Why is she pushing to get the PASO cancelled, then? And why is President Alberto finally finding the courage to stand up to his political boss at one of his weakest political moments? The idea that the PASO should be eliminated was floated by Interior Minister Eduardo ‘Wado’ de Pedro, the only Kirchnerite in the cabinet, who said every governor opposed them (several provinces have already suspended the primaries). Máximo Kirchner, CFK’s son and a leading deputy within the Peronist ranks, agreed, noting his mum wouldn’t run for president. La Cámpora, the political grouping he leads, surfaced an old video of Macri arguing against the PASO mechanism. Yet Alberto counterpunched, noting the PASO should be maintained and indicating he would run, and that Cristina would be an extremely competitive candidate.
The president is playing his cards knowing he’s got little to lose. He’s also said he would step aside if a better candidate appeared. Not only is he trying to drag Fernández de Kirchner into a battle she doesn’t want to fight, now he’s trolling Economy Minister Sergio Massa, who continues to say he won’t run but is desperate to show some economic improvement that’ll give him a chance.

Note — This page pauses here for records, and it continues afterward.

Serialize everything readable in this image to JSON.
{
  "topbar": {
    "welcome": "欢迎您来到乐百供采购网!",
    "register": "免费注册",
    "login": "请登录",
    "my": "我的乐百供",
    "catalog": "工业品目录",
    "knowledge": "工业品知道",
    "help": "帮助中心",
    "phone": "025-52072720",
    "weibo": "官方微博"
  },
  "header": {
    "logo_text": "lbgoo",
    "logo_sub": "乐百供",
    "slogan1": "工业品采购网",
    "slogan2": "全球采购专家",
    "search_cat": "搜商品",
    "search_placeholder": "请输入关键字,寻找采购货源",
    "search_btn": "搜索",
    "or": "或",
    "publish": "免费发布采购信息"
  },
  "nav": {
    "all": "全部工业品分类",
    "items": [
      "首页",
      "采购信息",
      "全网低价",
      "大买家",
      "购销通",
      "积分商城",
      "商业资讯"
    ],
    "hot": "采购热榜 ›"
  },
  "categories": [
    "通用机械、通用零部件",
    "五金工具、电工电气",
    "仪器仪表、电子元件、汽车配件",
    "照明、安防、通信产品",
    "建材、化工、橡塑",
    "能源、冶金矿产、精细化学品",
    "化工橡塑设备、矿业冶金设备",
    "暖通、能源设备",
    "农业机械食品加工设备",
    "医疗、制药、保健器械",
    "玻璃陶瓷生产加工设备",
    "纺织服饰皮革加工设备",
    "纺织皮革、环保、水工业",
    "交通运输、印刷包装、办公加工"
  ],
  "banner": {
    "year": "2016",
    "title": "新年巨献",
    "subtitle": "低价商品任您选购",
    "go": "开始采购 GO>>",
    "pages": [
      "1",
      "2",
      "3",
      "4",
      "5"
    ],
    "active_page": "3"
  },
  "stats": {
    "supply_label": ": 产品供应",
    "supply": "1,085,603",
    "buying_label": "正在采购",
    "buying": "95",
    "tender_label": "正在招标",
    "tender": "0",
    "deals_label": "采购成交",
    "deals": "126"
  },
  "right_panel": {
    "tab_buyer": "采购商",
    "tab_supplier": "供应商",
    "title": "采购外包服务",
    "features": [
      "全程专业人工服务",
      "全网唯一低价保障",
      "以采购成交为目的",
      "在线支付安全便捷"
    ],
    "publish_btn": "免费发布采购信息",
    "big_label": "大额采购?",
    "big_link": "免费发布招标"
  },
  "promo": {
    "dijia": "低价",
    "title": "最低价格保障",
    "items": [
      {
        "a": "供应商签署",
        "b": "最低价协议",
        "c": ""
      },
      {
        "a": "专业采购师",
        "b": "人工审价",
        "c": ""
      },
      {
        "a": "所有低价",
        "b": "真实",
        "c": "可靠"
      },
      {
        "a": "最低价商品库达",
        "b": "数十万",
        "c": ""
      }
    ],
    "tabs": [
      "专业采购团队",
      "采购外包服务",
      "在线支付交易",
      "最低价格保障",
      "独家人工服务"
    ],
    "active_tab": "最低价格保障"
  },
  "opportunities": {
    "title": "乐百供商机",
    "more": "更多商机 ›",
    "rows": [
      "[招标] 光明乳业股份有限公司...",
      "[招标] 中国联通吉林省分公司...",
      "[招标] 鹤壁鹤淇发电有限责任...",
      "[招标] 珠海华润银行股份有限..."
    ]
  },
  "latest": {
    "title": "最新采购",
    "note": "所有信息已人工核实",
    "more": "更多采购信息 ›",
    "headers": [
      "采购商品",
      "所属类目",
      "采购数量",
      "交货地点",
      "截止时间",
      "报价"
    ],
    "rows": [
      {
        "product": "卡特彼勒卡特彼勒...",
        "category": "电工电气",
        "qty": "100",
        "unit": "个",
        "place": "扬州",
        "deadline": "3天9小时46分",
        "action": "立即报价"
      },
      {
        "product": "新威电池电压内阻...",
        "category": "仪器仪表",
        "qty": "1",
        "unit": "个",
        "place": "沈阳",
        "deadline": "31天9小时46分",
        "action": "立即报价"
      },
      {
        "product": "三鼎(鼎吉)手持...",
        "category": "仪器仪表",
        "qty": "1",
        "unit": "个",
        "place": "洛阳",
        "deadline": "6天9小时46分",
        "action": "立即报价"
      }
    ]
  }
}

Alberto knows CFK is aware of the prohibitive rejection figures she commands, making her an impossible candidate for a national election, despite handily taking the primaries. Running for the Senate in Buenos Aires Province essentially guarantees her a post, and therefore immunity. Furthermore, eliminating the PASO would allow CFK to play the role of kingmaker once again. Whether it’s just a power play by Alberto Fernández or he actually thinks he could pull off the re-election given the extreme levels of polarisation Argentina is experiencing at present, he’s finally managing to impose some sort of conditions on his coalition colleagues.
In the opposition, Rodríguez Larreta continues to fight a multi-front war against Macri, and the Civic Radical Union (UCR). He has defended the primaries, which did deliver Juntos por el Cambio a positive surprise in the 2021 midterms where it allowed them to defeat the Peronists in the Buenos Aires Province, the mother of all battles. He needs the coalition to remain united but also to lend its support in the national race, which could force him to face-off with the tough Patricia Bullrich, Macri’s placeholder, who could be extremely competitive in a primary. The argument has to do with changing the rules of the game as the match is being played, which in part is true but fails to read the game correctly: Peronists never really cared about the rules. Regardless, a supermajority is needed in both chambers of Congress (129 deputies and 37 senators), something which appears impossible at this juncture.
In Argentina, though, you never know.